The electrical-equipment maker and metal-coating provider’s margins also fell in the fiscal second-quarter of 2019 to 19% compared with 23.6% in the fiscal quarter of 2018. The lower margins were driven by a $1.3 million charge taken in the quarter to combine two galvanizing plants into one in the Gulf Coast region.
The company also closed an underperforming galvanizing plant in West Virginia, bringing its total number of galvanizing plants in North America to 40.
READ: Azz Inc soars after fiscal 1Q earnings beat Street on strength in metal coatings and energy businesses
Elsewhere, its bookings jumped 33.6% in the quarter to $253.9 million compared to $190.1 million in the second quarter of last year. Revenue from its metal coatings segment was similarly strong, jumping to $116.3 million, compared to $99 million in the year-ago quarter. Revenues for the Energy segment, meanwhile, came in at $106.5 million, up from $97.3 million for the same quarter last year.

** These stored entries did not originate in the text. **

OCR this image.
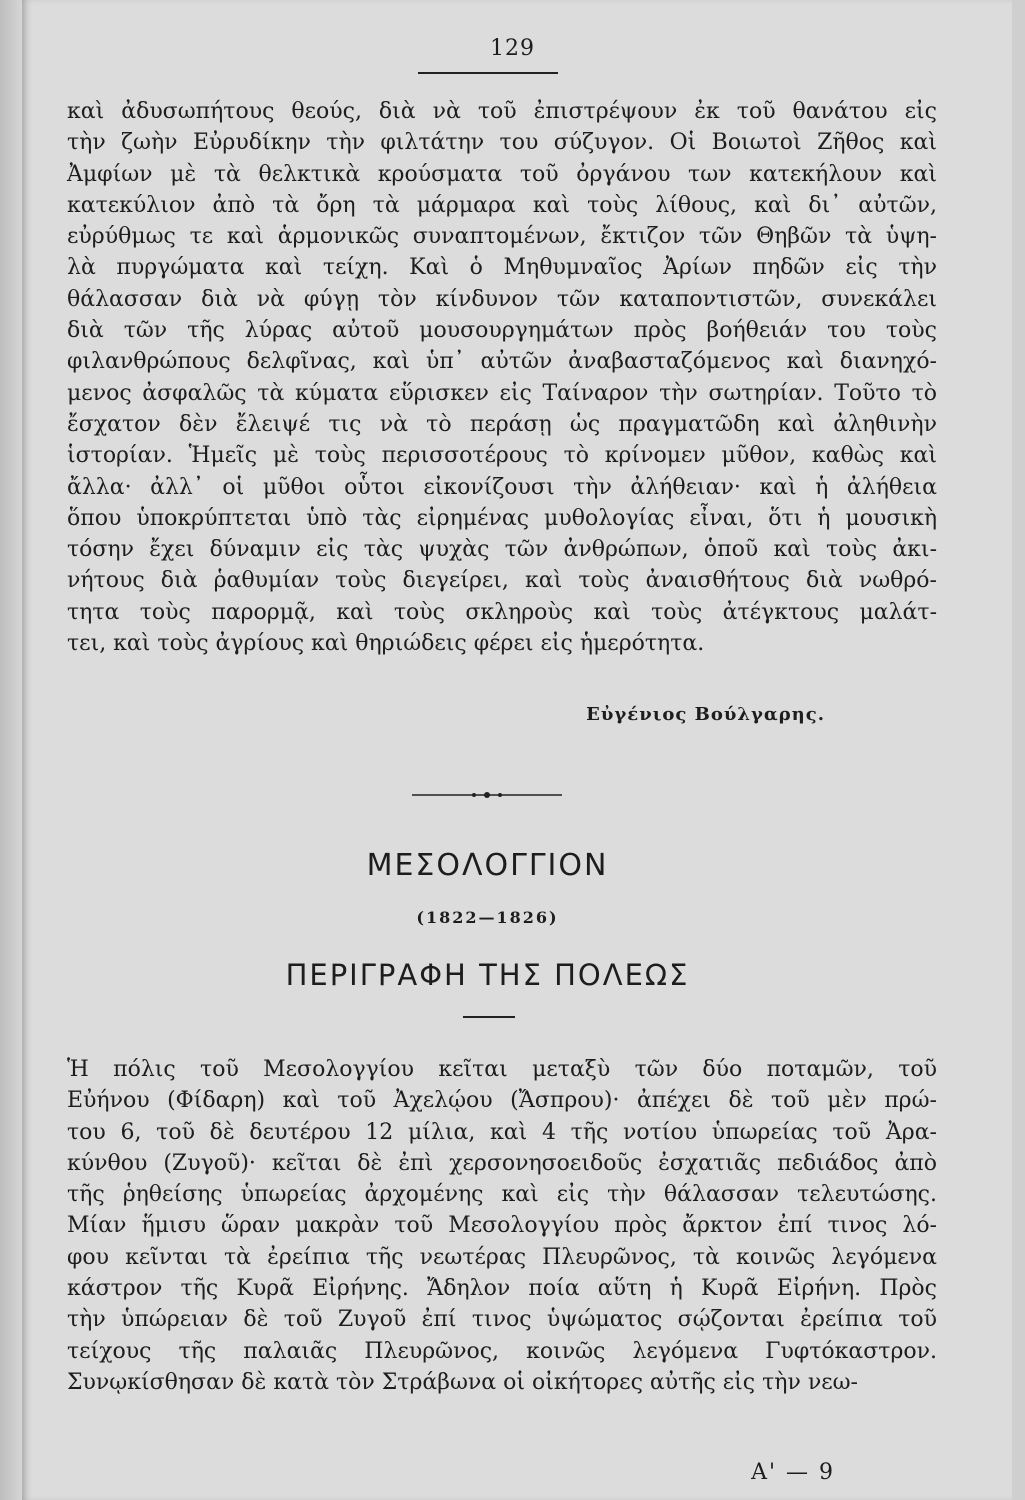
129
καὶ ἀδυσωπήτους θεούς, διὰ νὰ τοῦ ἐπιστρέψουν ἐκ τοῦ θανάτου εἰς
τὴν ζωὴν Εὐρυδίκην τὴν φιλτάτην του σύζυγον. Οἱ Βοιωτοὶ Ζῆθος καὶ
Ἀμφίων μὲ τὰ θελκτικὰ κρούσματα τοῦ ὀργάνου των κατεκήλουν καὶ
κατεκύλιον ἀπὸ τὰ ὄρη τὰ μάρμαρα καὶ τοὺς λίθους, καὶ δι᾽ αὐτῶν,
εὐρύθμως τε καὶ ἁρμονικῶς συναπτομένων, ἔκτιζον τῶν Θηβῶν τὰ ὑψη-
λὰ πυργώματα καὶ τείχη. Καὶ ὁ Μηθυμναῖος Ἀρίων πηδῶν εἰς τὴν
θάλασσαν διὰ νὰ φύγῃ τὸν κίνδυνον τῶν καταποντιστῶν, συνεκάλει
διὰ τῶν τῆς λύρας αὐτοῦ μουσουργημάτων πρὸς βοήθειάν του τοὺς
φιλανθρώπους δελφῖνας, καὶ ὑπ᾽ αὐτῶν ἀναβασταζόμενος καὶ διανηχό-
μενος ἀσφαλῶς τὰ κύματα εὕρισκεν εἰς Ταίναρον τὴν σωτηρίαν. Τοῦτο τὸ
ἔσχατον δὲν ἔλειψέ τις νὰ τὸ περάσῃ ὡς πραγματῶδη καὶ ἀληθινὴν
ἱστορίαν. Ἡμεῖς μὲ τοὺς περισσοτέρους τὸ κρίνομεν μῦθον, καθὼς καὶ
ἄλλα· ἀλλ᾽ οἱ μῦθοι οὗτοι εἰκονίζουσι τὴν ἀλήθειαν· καὶ ἡ ἀλήθεια
ὅπου ὑποκρύπτεται ὑπὸ τὰς εἰρημένας μυθολογίας εἶναι, ὅτι ἡ μουσικὴ
τόσην ἔχει δύναμιν εἰς τὰς ψυχὰς τῶν ἀνθρώπων, ὁποῦ καὶ τοὺς ἀκι-
νήτους διὰ ῥαθυμίαν τοὺς διεγείρει, καὶ τοὺς ἀναισθήτους διὰ νωθρό-
τητα τοὺς παρορμᾷ, καὶ τοὺς σκληροὺς καὶ τοὺς ἀτέγκτους μαλάτ-
τει, καὶ τοὺς ἀγρίους καὶ θηριώδεις φέρει εἰς ἡμερότητα.
Εὐγένιος Βούλγαρης.
ΜΕΣΟΛΟΓΓΙΟΝ
(1822—1826)
ΠΕΡΙΓΡΑΦΗ ΤΗΣ ΠΟΛΕΩΣ
Ἡ πόλις τοῦ Μεσολογγίου κεῖται μεταξὺ τῶν δύο ποταμῶν, τοῦ
Εὐήνου (Φίδαρη) καὶ τοῦ Ἀχελῴου (Ἄσπρου)· ἀπέχει δὲ τοῦ μὲν πρώ-
του 6, τοῦ δὲ δευτέρου 12 μίλια, καὶ 4 τῆς νοτίου ὑπωρείας τοῦ Ἀρα-
κύνθου (Ζυγοῦ)· κεῖται δὲ ἐπὶ χερσονησοειδοῦς ἐσχατιᾶς πεδιάδος ἀπὸ
τῆς ῥηθείσης ὑπωρείας ἀρχομένης καὶ εἰς τὴν θάλασσαν τελευτώσης.
Μίαν ἥμισυ ὥραν μακρὰν τοῦ Μεσολογγίου πρὸς ἄρκτον ἐπί τινος λό-
φου κεῖνται τὰ ἐρείπια τῆς νεωτέρας Πλευρῶνος, τὰ κοινῶς λεγόμενα
κάστρον τῆς Κυρᾶ Εἰρήνης. Ἄδηλον ποία αὕτη ἡ Κυρᾶ Εἰρήνη. Πρὸς
τὴν ὑπώρειαν δὲ τοῦ Ζυγοῦ ἐπί τινος ὑψώματος σῴζονται ἐρείπια τοῦ
τείχους τῆς παλαιᾶς Πλευρῶνος, κοινῶς λεγόμενα Γυφτόκαστρον.
Συνῳκίσθησαν δὲ κατὰ τὸν Στράβωνα οἱ οἰκήτορες αὐτῆς εἰς τὴν νεω-
Α' — 9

Looking forward, AZZ expects full-year earnings to be $1.90 to $2.25 per share, with revenue in the range of $930 million to $970 million.
“We remain somewhat cautious due the uncertainty related to tariffs and the Chinese trade situation, as well as the tighter market for labor, but are optimistic about the full year,” noted AZZ CEO Tom Ferguson in a statement.
AZZ provides metal coating services, welding, specialty electrical equipment and highly engineered services and operates via two units. Its Energy segment provides specialized products and services designed to support industrial, nuclear and electrical applications. Its Metal Coatings segment, meanwhile, provides hot dip galvanizing and other metal coating applications to the steel fabrication industry.
AZZ shares dipped 1.2% to $48.08 in Tuesday’s afternoon trading session.